Choose reverse proxy serves frontend when you want a gateway or BFF to stay in front of everything and route both frontend and backend traffic.

Choose the standalone static frontend + direct browser-to-backend model only when you intentionally want separate frontend and backend hosting and are willing to manage backend URL configuration and CORS explicitly.

In practice, the decision is usually about who should own the public HTTP surface in production:

  • If that should be your backend, use PublishWithContainerFiles.
  • If that should be your gateway or BFF, use PublishWithStaticFiles.

What AddViteApp means in production

AddViteApp is best thought of as a development server plus a frontend build resource:

  • In run mode, it gives you the Vite dev server and HMR.
  • In publish mode, it produces frontend build artifacts.
  • Another resource serves those artifacts in production.

That distinction is easy to miss if you only read the JavaScript integration page or release notes. This article exists to make the production story explicit.

The important implication is that local Vite behavior does not automatically become production behavior. Routing and proxy setup often have to be expressed twice: once for local development and once for the resource that serves or routes traffic in deployment.

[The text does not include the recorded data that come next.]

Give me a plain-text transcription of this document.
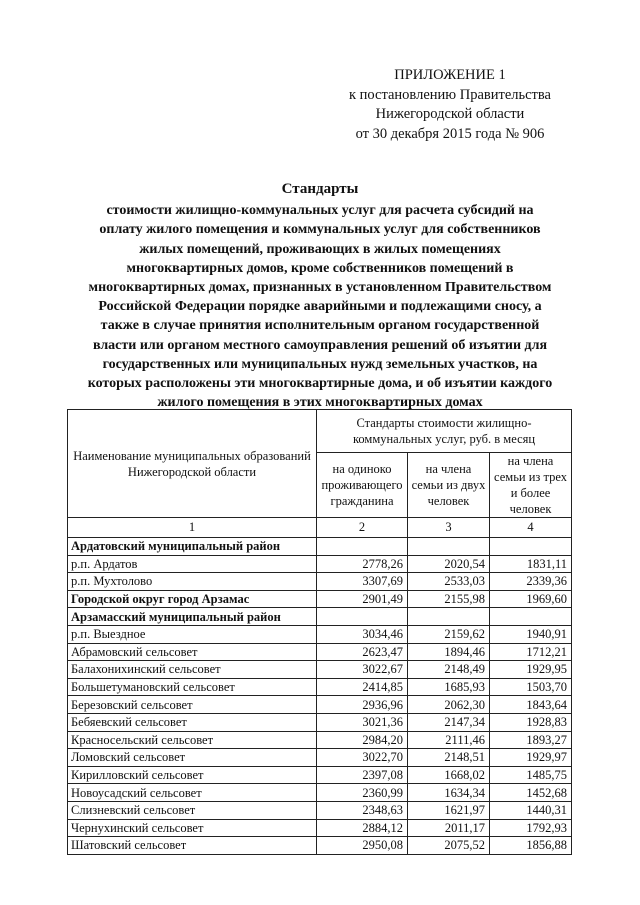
ПРИЛОЖЕНИЕ 1
к постановлению Правительства
Нижегородской области
от 30 декабря 2015 года № 906
Стандарты
стоимости жилищно-коммунальных услуг для расчета субсидий на
оплату жилого помещения и коммунальных услуг для собственников
жилых помещений, проживающих в жилых помещениях
многоквартирных домов, кроме собственников помещений в
многоквартирных домах, признанных в установленном Правительством
Российской Федерации порядке аварийными и подлежащими сносу, а
также в случае принятия исполнительным органом государственной
власти или органом местного самоуправления решений об изъятии для
государственных или муниципальных нужд земельных участков, на
которых расположены эти многоквартирные дома, и об изъятии каждого
жилого помещения в этих многоквартирных домах
Наименование муниципальных образований Нижегородской области	Стандарты стоимости жилищно-коммунальных услуг, руб. в месяц		
	на одиноко проживающего гражданина	на члена семьи из двух человек	на члена семьи из трех и более человек
1	2	3	4
Ардатовский муниципальный район			
р.п. Ардатов	2778,26	2020,54	1831,11
р.п. Мухтолово	3307,69	2533,03	2339,36
Городской округ город Арзамас	2901,49	2155,98	1969,60
Арзамасский муниципальный район			
р.п. Выездное	3034,46	2159,62	1940,91
Абрамовский сельсовет	2623,47	1894,46	1712,21
Балахонихинский сельсовет	3022,67	2148,49	1929,95
Большетумановский сельсовет	2414,85	1685,93	1503,70
Березовский сельсовет	2936,96	2062,30	1843,64
Бебяевский сельсовет	3021,36	2147,34	1928,83
Красносельский сельсовет	2984,20	2111,46	1893,27
Ломовский сельсовет	3022,70	2148,51	1929,97
Кирилловский сельсовет	2397,08	1668,02	1485,75
Новоусадский сельсовет	2360,99	1634,34	1452,68
Слизневский сельсовет	2348,63	1621,97	1440,31
Чернухинский сельсовет	2884,12	2011,17	1792,93
Шатовский сельсовет	2950,08	2075,52	1856,88
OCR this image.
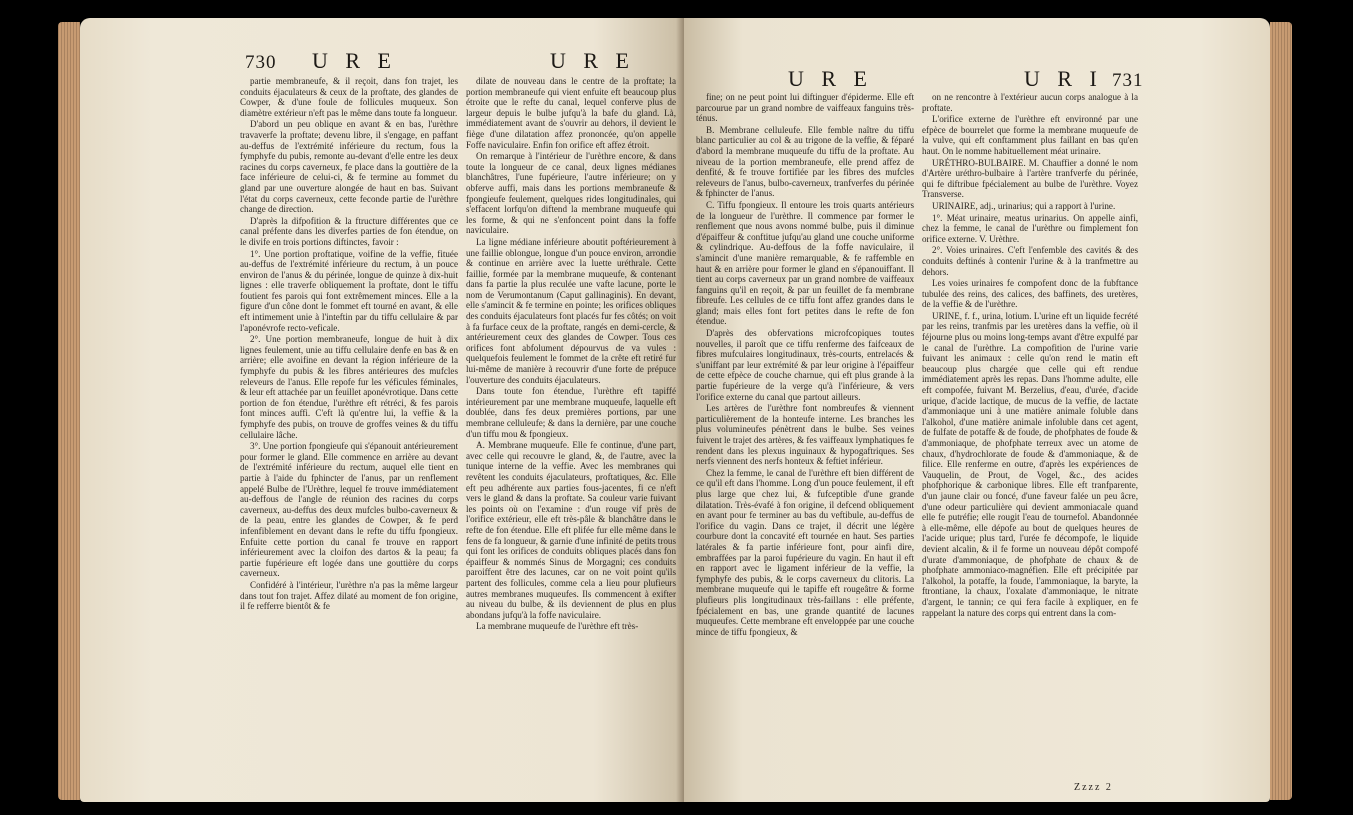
730 U R E	U R E

partie membraneufe, & il reçoit, dans fon trajet, les conduits éjaculateurs & ceux de la proftate, des glandes de Cowper, & d'une foule de follicules muqueux. Son diamètre extérieur n'eft pas le même dans toute fa longueur.

D'abord un peu oblique en avant & en bas, l'urèthre travaverfe la proftate; devenu libre, il s'engage, en paffant au-deffus de l'extrémité inférieure du rectum, fous la fymphyfe du pubis, remonte au-devant d'elle entre les deux racines du corps caverneux, fe place dans la gouttière de la face inférieure de celui-ci, & fe termine au fommet du gland par une ouverture alongée de haut en bas. Suivant l'état du corps caverneux, cette feconde partie de l'urèthre change de direction.

D'après la difpofition & la ftructure différentes que ce canal préfente dans les diverfes parties de fon étendue, on le divife en trois portions diftinctes, favoir :

1°. Une portion proftatique, voifine de la veffie, fituée au-deffus de l'extrémité inférieure du rectum, à un pouce environ de l'anus & du périnée, longue de quinze à dix-huit lignes : elle traverfe obliquement la proftate, dont le tiffu foutient fes parois qui font extrêmement minces. Elle a la figure d'un cône dont le fommet eft tourné en avant, & elle eft intimement unie à l'inteftin par du tiffu cellulaire & par l'aponévrofe recto-veficale.

2°. Une portion membraneufe, longue de huit à dix lignes feulement, unie au tiffu cellulaire denfe en bas & en arrière; elle avoifine en devant la région inférieure de la fymphyfe du pubis & les fibres antérieures des mufcles releveurs de l'anus. Elle repofe fur les véficules féminales, & leur eft attachée par un feuillet aponévrotique. Dans cette portion de fon étendue, l'urèthre eft rétréci, & fes parois font minces auffi. C'eft là qu'entre lui, la veffie & la fymphyfe des pubis, on trouve de groffes veines & du tiffu cellulaire lâche.

3°. Une portion fpongieufe qui s'épanouit antérieurement pour former le gland. Elle commence en arrière au devant de l'extrémité inférieure du rectum, auquel elle tient en partie à l'aide du fphincter de l'anus, par un renflement appelé Bulbe de l'Urèthre, lequel fe trouve immédiatement au-deffous de l'angle de réunion des racines du corps caverneux, au-deffus des deux mufcles bulbo-caverneux & de la peau, entre les glandes de Cowper, & fe perd infenfiblement en devant dans le refte du tiffu fpongieux. Enfuite cette portion du canal fe trouve en rapport inférieurement avec la cloifon des dartos & la peau; fa partie fupérieure eft logée dans une gouttière du corps caverneux.

Confidéré à l'intérieur, l'urèthre n'a pas la même largeur dans tout fon trajet. Affez dilaté au moment de fon origine, il fe refferre bientôt & fe

dilate de nouveau dans le centre de la proftate; la portion membraneufe qui vient enfuite eft beaucoup plus étroite que le refte du canal, lequel conferve plus de largeur depuis le bulbe jufqu'à la bafe du gland. Là, immédiatement avant de s'ouvrir au dehors, il devient le fiège d'une dilatation affez prononcée, qu'on appelle Foffe naviculaire. Enfin fon orifice eft affez étroit.

On remarque à l'intérieur de l'urèthre encore, & dans toute la longueur de ce canal, deux lignes médianes blanchâtres, l'une fupérieure, l'autre inférieure; on y obferve auffi, mais dans les portions membraneufe & fpongieufe feulement, quelques rides longitudinales, qui s'effacent lorfqu'on diftend la membrane muqueufe qui les forme, & qui ne s'enfoncent point dans la foffe naviculaire.

La ligne médiane inférieure aboutit poftérieurement à une faillie oblongue, longue d'un pouce environ, arrondie & continue en arrière avec la luette uréthrale. Cette faillie, formée par la membrane muqueufe, & contenant dans fa partie la plus reculée une vafte lacune, porte le nom de Verumontanum (Caput gallinaginis). En devant, elle s'amincit & fe termine en pointe; les orifices obliques des conduits éjaculateurs font placés fur fes côtés; on voit à fa furface ceux de la proftate, rangés en demi-cercle, & antérieurement ceux des glandes de Cowper. Tous ces orifices font abfolument dépourvus de va vules : quelquefois feulement le fommet de la crête eft retiré fur lui-même de manière à recouvrir d'une forte de prépuce l'ouverture des conduits éjaculateurs.

Dans toute fon étendue, l'urèthre eft tapiffé intérieurement par une membrane muqueufe, laquelle eft doublée, dans fes deux premières portions, par une membrane celluleufe; & dans la dernière, par une couche d'un tiffu mou & fpongieux.

A. Membrane muqueufe. Elle fe continue, d'une part, avec celle qui recouvre le gland, &, de l'autre, avec la tunique interne de la veffie. Avec les membranes qui revêtent les conduits éjaculateurs, proftatiques, &c. Elle eft peu adhérente aux parties fous-jacentes, fi ce n'eft vers le gland & dans la proftate. Sa couleur varie fuivant les points où on l'examine : d'un rouge vif près de l'orifice extérieur, elle eft très-pâle & blanchâtre dans le refte de fon étendue. Elle eft plifée fur elle même dans le fens de fa longueur, & garnie d'une infinité de petits trous qui font les orifices de conduits obliques placés dans fon épaiffeur & nommés Sinus de Morgagni; ces conduits paroiffent être des lacunes, car on ne voit point qu'ils partent des follicules, comme cela a lieu pour plufieurs autres membranes muqueufes. Ils commencent à exifter au niveau du bulbe, & ils deviennent de plus en plus abondans jufqu'à la foffe naviculaire.

La membrane muqueufe de l'urèthre eft très-

U R E	U R I 731

fine; on ne peut point lui diftinguer d'épiderme. Elle eft parcourue par un grand nombre de vaiffeaux fanguins très-ténus.

B. Membrane celluleufe. Elle femble naître du tiffu blanc particulier au col & au trigone de la veffie, & féparé d'abord la membrane muqueufe du tiffu de la proftate. Au niveau de la portion membraneufe, elle prend affez de denfité, & fe trouve fortifiée par les fibres des mufcles releveurs de l'anus, bulbo-caverneux, tranfverfes du périnée & fphincter de l'anus.

C. Tiffu fpongieux. Il entoure les trois quarts antérieurs de la longueur de l'urèthre. Il commence par former le renflement que nous avons nommé bulbe, puis il diminue d'épaiffeur & conftitue jufqu'au gland une couche uniforme & cylindrique. Au-deffous de la foffe naviculaire, il s'amincit d'une manière remarquable, & fe raffemble en haut & en arrière pour former le gland en s'épanouiffant. Il tient au corps caverneux par un grand nombre de vaiffeaux fanguins qu'il en reçoit, & par un feuillet de fa membrane fibreufe. Les cellules de ce tiffu font affez grandes dans le gland; mais elles font fort petites dans le refte de fon étendue.

D'après des obfervations microfcopiques toutes nouvelles, il paroît que ce tiffu renferme des faifceaux de fibres mufculaires longitudinaux, très-courts, entrelacés & s'uniffant par leur extrémité & par leur origine à l'épaiffeur de cette efpèce de couche charnue, qui eft plus grande à la partie fupérieure de la verge qu'à l'inférieure, & vers l'orifice externe du canal que partout ailleurs.

Les artères de l'urèthre font nombreufes & viennent particulièrement de la honteufe interne. Les branches les plus volumineufes pénètrent dans le bulbe. Ses veines fuivent le trajet des artères, & fes vaiffeaux lymphatiques fe rendent dans les plexus inguinaux & hypogaftriques. Ses nerfs viennent des nerfs honteux & feftiet inférieur.

Chez la femme, le canal de l'urèthre eft bien différent de ce qu'il eft dans l'homme. Long d'un pouce feulement, il eft plus large que chez lui, & fufceptible d'une grande dilatation. Très-évafé à fon origine, il defcend obliquement en avant pour fe terminer au bas du veftibule, au-deffus de l'orifice du vagin. Dans ce trajet, il décrit une légère courbure dont la concavité eft tournée en haut. Ses parties latérales & fa partie inférieure font, pour ainfi dire, embraffées par la paroi fupérieure du vagin. En haut il eft en rapport avec le ligament inférieur de la veffie, la fymphyfe des pubis, & le corps caverneux du clitoris. La membrane muqueufe qui le tapiffe eft rougeâtre & forme plufieurs plis longitudinaux très-faillans : elle préfente, fpécialement en bas, une grande quantité de lacunes muqueufes. Cette membrane eft enveloppée par une couche mince de tiffu fpongieux, &

on ne rencontre à l'extérieur aucun corps analogue à la proftate.

L'orifice externe de l'urèthre eft environné par une efpèce de bourrelet que forme la membrane muqueufe de la vulve, qui eft conftamment plus faillant en bas qu'en haut. On le nomme habituellement méat urinaire.

URÉTHRO-BULBAIRE. M. Chauffier a donné le nom d'Artère uréthro-bulbaire à l'artère tranfverfe du périnée, qui fe diftribue fpécialement au bulbe de l'urèthre. Voyez Transverse.

URINAIRE, adj., urinarius; qui a rapport à l'urine.

1°. Méat urinaire, meatus urinarius. On appelle ainfi, chez la femme, le canal de l'urèthre ou fimplement fon orifice externe. V. Urèthre.

2°. Voies urinaires. C'eft l'enfemble des cavités & des conduits deftinés à contenir l'urine & à la tranfmettre au dehors.

Les voies urinaires fe compofent donc de la fubftance tubulée des reins, des calices, des baffinets, des uretères, de la veffie & de l'urèthre.

URINE, f. f., urina, lotium. L'urine eft un liquide fecrété par les reins, tranfmis par les uretères dans la veffie, où il féjourne plus ou moins long-temps avant d'être expulfé par le canal de l'urèthre. La compofition de l'urine varie fuivant les animaux : celle qu'on rend le matin eft beaucoup plus chargée que celle qui eft rendue immédiatement après les repas. Dans l'homme adulte, elle eft compofée, fuivant M. Berzelius, d'eau, d'urée, d'acide urique, d'acide lactique, de mucus de la veffie, de lactate d'ammoniaque uni à une matière animale foluble dans l'alkohol, d'une matière animale infoluble dans cet agent, de fulfate de potaffe & de foude, de phofphates de foude & d'ammoniaque, de phofphate terreux avec un atome de chaux, d'hydrochlorate de foude & d'ammoniaque, & de filice. Elle renferme en outre, d'après les expériences de Vauquelin, de Prout, de Vogel, &c., des acides phofphorique & carbonique libres. Elle eft tranfparente, d'un jaune clair ou foncé, d'une faveur falée un peu âcre, d'une odeur particulière qui devient ammoniacale quand elle fe putréfie; elle rougit l'eau de tournefol. Abandonnée à elle-même, elle dépofe au bout de quelques heures de l'acide urique; plus tard, l'urée fe décompofe, le liquide devient alcalin, & il fe forme un nouveau dépôt compofé d'urate d'ammoniaque, de phofphate de chaux & de phofphate ammoniaco-magnéfien. Elle eft précipitée par l'alkohol, la potaffe, la foude, l'ammoniaque, la baryte, la ftrontiane, la chaux, l'oxalate d'ammoniaque, le nitrate d'argent, le tannin; ce qui fera facile à expliquer, en fe rappelant la nature des corps qui entrent dans la com-

Zzzz 2
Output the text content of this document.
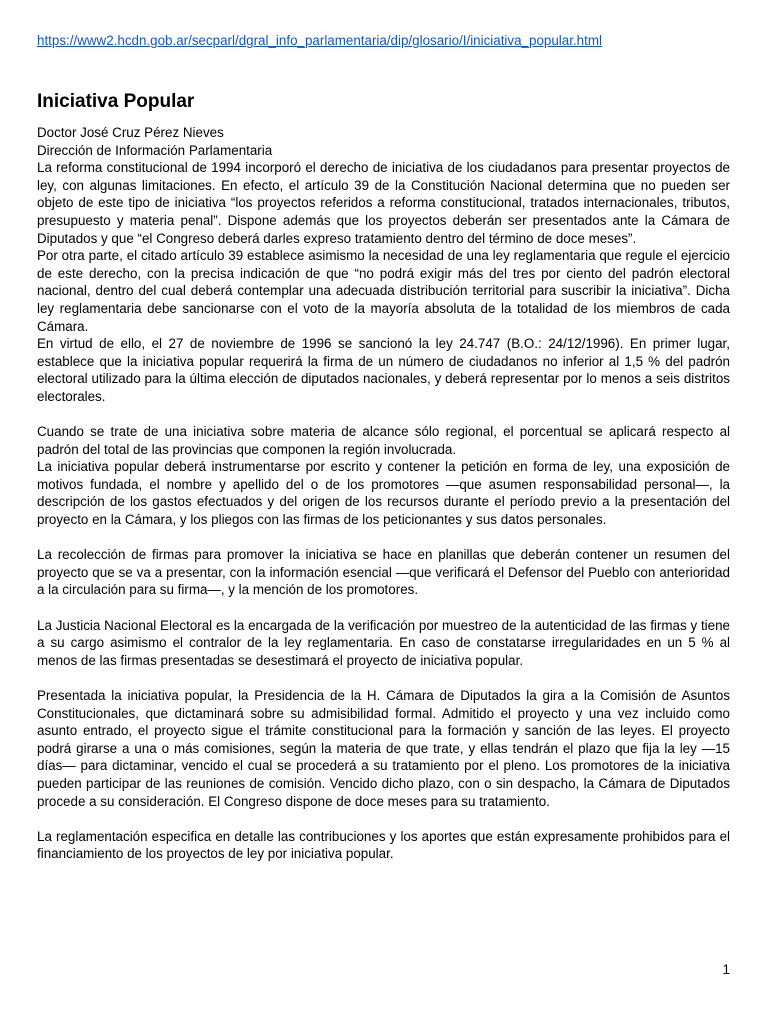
https://www2.hcdn.gob.ar/secparl/dgral_info_parlamentaria/dip/glosario/I/iniciativa_popular.html
Iniciativa Popular

Doctor José Cruz Pérez Nieves

Dirección de Información Parlamentaria

La reforma constitucional de 1994 incorporó el derecho de iniciativa de los ciudadanos para presentar proyectos de ley, con algunas limitaciones. En efecto, el artículo 39 de la Constitución Nacional determina que no pueden ser objeto de este tipo de iniciativa “los proyectos referidos a reforma constitucional, tratados internacionales, tributos, presupuesto y materia penal”. Dispone además que los proyectos deberán ser presentados ante la Cámara de Diputados y que “el Congreso deberá darles expreso tratamiento dentro del término de doce meses”.

Por otra parte, el citado artículo 39 establece asimismo la necesidad de una ley reglamentaria que regule el ejercicio de este derecho, con la precisa indicación de que “no podrá exigir más del tres por ciento del padrón electoral nacional, dentro del cual deberá contemplar una adecuada distribución territorial para suscribir la iniciativa”. Dicha ley reglamentaria debe sancionarse con el voto de la mayoría absoluta de la totalidad de los miembros de cada Cámara.

En virtud de ello, el 27 de noviembre de 1996 se sancionó la ley 24.747 (B.O.: 24/12/1996). En primer lugar, establece que la iniciativa popular requerirá la firma de un número de ciudadanos no inferior al 1,5 % del padrón electoral utilizado para la última elección de diputados nacionales, y deberá representar por lo menos a seis distritos electorales.

Cuando se trate de una iniciativa sobre materia de alcance sólo regional, el porcentual se aplicará respecto al padrón del total de las provincias que componen la región involucrada.

La iniciativa popular deberá instrumentarse por escrito y contener la petición en forma de ley, una exposición de motivos fundada, el nombre y apellido del o de los promotores —que asumen responsabilidad personal—, la descripción de los gastos efectuados y del origen de los recursos durante el período previo a la presentación del proyecto en la Cámara, y los pliegos con las firmas de los peticionantes y sus datos personales.

La recolección de firmas para promover la iniciativa se hace en planillas que deberán contener un resumen del proyecto que se va a presentar, con la información esencial —que verificará el Defensor del Pueblo con anterioridad a la circulación para su firma—, y la mención de los promotores.

La Justicia Nacional Electoral es la encargada de la verificación por muestreo de la autenticidad de las firmas y tiene a su cargo asimismo el contralor de la ley reglamentaria. En caso de constatarse irregularidades en un 5 % al menos de las firmas presentadas se desestimará el proyecto de iniciativa popular.

Presentada la iniciativa popular, la Presidencia de la H. Cámara de Diputados la gira a la Comisión de Asuntos Constitucionales, que dictaminará sobre su admisibilidad formal. Admitido el proyecto y una vez incluido como asunto entrado, el proyecto sigue el trámite constitucional para la formación y sanción de las leyes. El proyecto podrá girarse a una o más comisiones, según la materia de que trate, y ellas tendrán el plazo que fija la ley —15 días— para dictaminar, vencido el cual se procederá a su tratamiento por el pleno. Los promotores de la iniciativa pueden participar de las reuniones de comisión. Vencido dicho plazo, con o sin despacho, la Cámara de Diputados procede a su consideración. El Congreso dispone de doce meses para su tratamiento.

La reglamentación especifica en detalle las contribuciones y los aportes que están expresamente prohibidos para el financiamiento de los proyectos de ley por iniciativa popular.

1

How this also applies to AddJavaScriptApp

The same production decision applies to AddJavaScriptApp:

  • Another resource can serve the built assets.
  • Or a gateway/BFF can serve them.

The difference is that AddJavaScriptApp does not assume a particular development server. You choose the run script and the build script, but production still depends on deciding which deployed resource owns the final HTTP surface.

Common mistakes

  • Expecting AddViteApp to be the deployed production web server.
  • Exposing the Vite resource instead of the backend or reverse proxy resource that serves the built files.
  • Adding AddViteApp plus .WithReference(...) and assuming that is enough to deploy the frontend.
  • Using .WithEnvironment(...) on AddViteApp to pass the API URL to the deployed SPA.
  • Calling .WithHttpEndpoint() on AddViteApp.
  • Using VITE_* variables for values that must be resolved at runtime in an already-built SPA.